Department of Electrical, Computer, and Biomedical Engineering, Ryerson University, 350 Victoria Street, Toronto, ON M5B 2K3, Canada.
Comput Methods Programs Biomed. 2020 May;188:105304. doi: 10.1016/j.cmpb.2019.105304. Epub 2020 Jan 2.
An efficient and robust electrocardiogram (ECG) denoising technique caters three-fold benefits in the subsequent processing steps: first, it helps improving the accuracy of extracted features. Second, the improved accuracy in the extracted features enhances the performance as well as the reliability of computerised cardiovascular-disease diagnosis systems, and third, it also makes the interpretation task easier for the clinicians. Albeit a number of ECG denoising techniques are proposed in the literature, but most of these techniques suffer from one or more of the following drawbacks: i) model or function dependency, ii) sampling-rate dependency, or iii) high time-complexity.

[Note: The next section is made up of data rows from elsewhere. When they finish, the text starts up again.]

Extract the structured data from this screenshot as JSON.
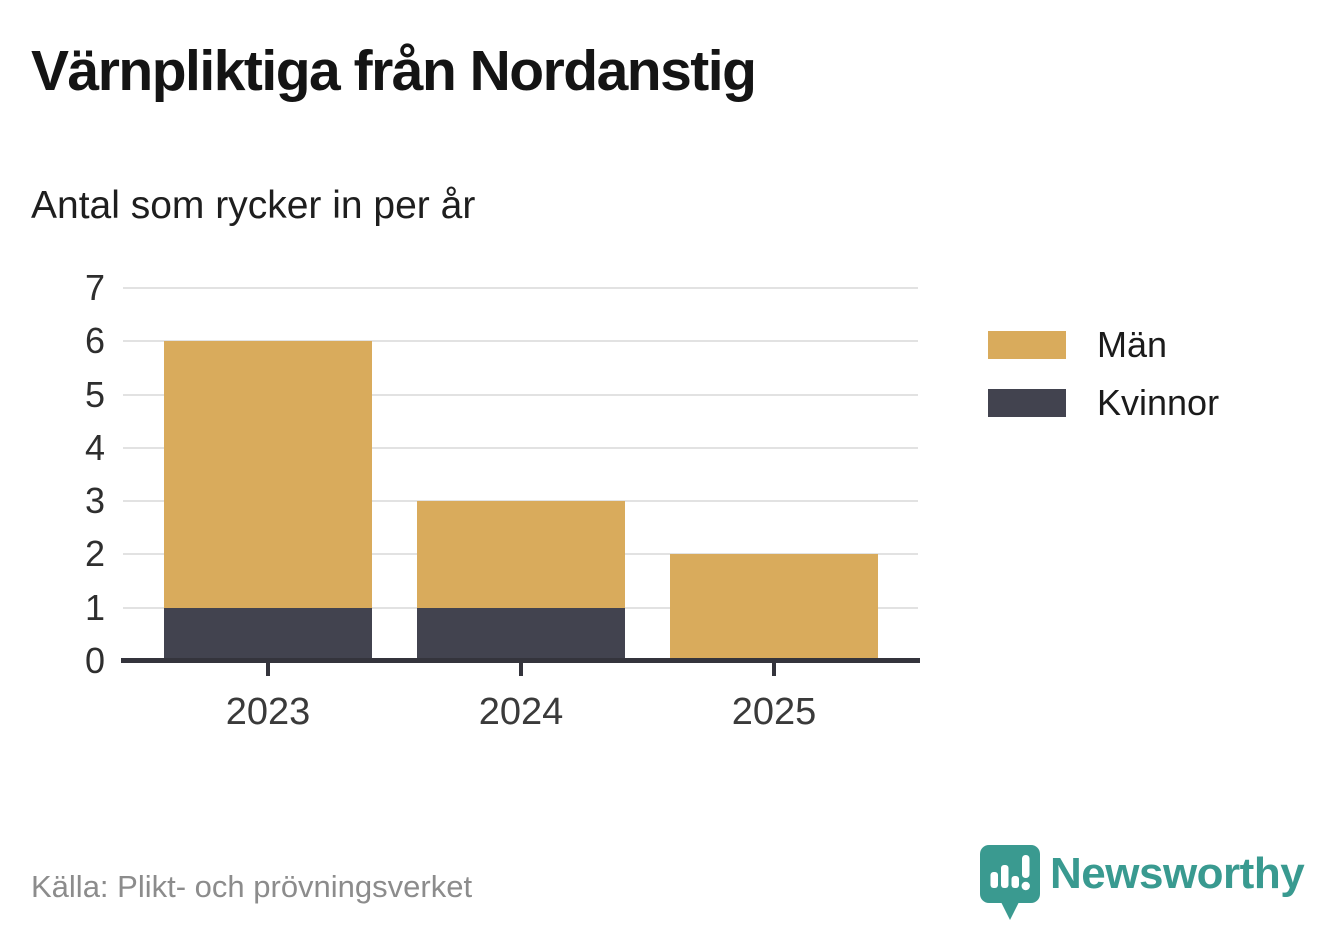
{
  "chart_data": {
    "type": "bar",
    "stacked": true,
    "title": "Värnpliktiga från Nordanstig",
    "subtitle": "Antal som rycker in per år",
    "categories": [
      "2023",
      "2024",
      "2025"
    ],
    "series": [
      {
        "name": "Män",
        "color": "#D9AB5C",
        "values": [
          5,
          2,
          2
        ]
      },
      {
        "name": "Kvinnor",
        "color": "#42434F",
        "values": [
          1,
          1,
          0
        ]
      }
    ],
    "stack_totals": [
      6,
      3,
      2
    ],
    "xlabel": "",
    "ylabel": "",
    "ylim": [
      0,
      7
    ],
    "yticks": [
      0,
      1,
      2,
      3,
      4,
      5,
      6,
      7
    ],
    "grid": true,
    "legend_position": "right",
    "colors": {
      "gridline": "#e2e2e2",
      "axis": "#34343c",
      "tick_label": "#3a3a3a"
    }
  },
  "footer": {
    "source": "Källa: Plikt- och prövningsverket",
    "brand": "Newsworthy",
    "brand_color": "#399a90"
  }
}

This paper presents a singular spectrum analysis (SSA)-based ECG denoising technique addressing most of these afore-mentioned shortcomings. First, a trajectory matrix of dimension K × L is formed using the original one-dimensional ECG signal of length N. In SSA operation the parameter L, which is denoted as the window-length, plays a very important role and is related to the sampling frequency of the signal. In this research the value of L is calculated dynamically based on the morphological property of the ECG signal. Then, the matrix is decomposed using singular value decomposition technique, and the principal components (PC) of the original ECG signal are computed. Next, the reconstructed components (RC) are calculated from the PCs, and all the RCs are filtered through Butterworth bandpass and notch filters. An optimum number of filtered RCs are retained based on their significance. Finally, these retained RCs are summed up to obtain the denoised ECG signal.
Evaluation result shows that the proposed technique outperforms state-of-the-art ECG denoising methods; in particular, the mean opinion score of the denoised signal falls under the category 'very good' as per the gold standard subjective measure.
Both the quantitative and qualitative distortion measure metrics show that the proposed ECG denoising technique is robust enough to filter various noises present in the signal without jeopardizing the clinical content. The proposed technique could be adapted for denoising other biomedical signals exhibiting periodic or quasi-periodic nature such as photoplethysmogram and esophageal pressure signal.
高效且稳健的心电图(ECG)去噪技术在后续处理步骤中具有三重优势:首先,它有助于提高提取特征的准确性。其次,提取特征的准确性提高了计算机心血管疾病诊断系统的性能和可靠性,第三,它也使临床医生的解释任务变得更加容易。尽管文献中提出了许多 ECG 去噪技术,但这些技术大多存在以下一种或多种缺陷:i)模型或函数依赖性,ii)采样率依赖性,或 iii)高时间复杂性。
本文提出了一种基于奇异谱分析(SSA)的 ECG 去噪技术,该技术解决了上述大部分缺点。首先,使用原始一维 ECG 信号长度为 N 形成维度为 K×L 的轨迹矩阵。在 SSA 操作中,参数 L(表示窗口长度)起着非常重要的作用,并且与信号的采样频率有关。在这项研究中,根据 ECG 信号的形态特性动态计算 L 的值。然后,使用奇异值分解技术对矩阵进行分解,并计算原始 ECG 信号的主成分(PC)。接下来,从 PC 计算重构分量(RC),并通过巴特沃斯带通和陷波滤波器对所有 RC 进行滤波。根据其重要性保留最佳数量的滤波 RC。最后,将这些保留的 RC 求和以获得去噪后的 ECG 信号。
评估结果表明,所提出的技术优于最先进的 ECG 去噪方法;特别是,根据黄金标准主观测量,去噪信号的平均意见得分属于“非常好”类别。
定量和定性失真度量指标均表明,所提出的 ECG 去噪技术足够稳健,可以在不损害临床内容的情况下过滤信号中存在的各种噪声。该技术可适用于去噪其他表现出周期性或准周期性的生物医学信号,如光体积描记图和食管压力信号。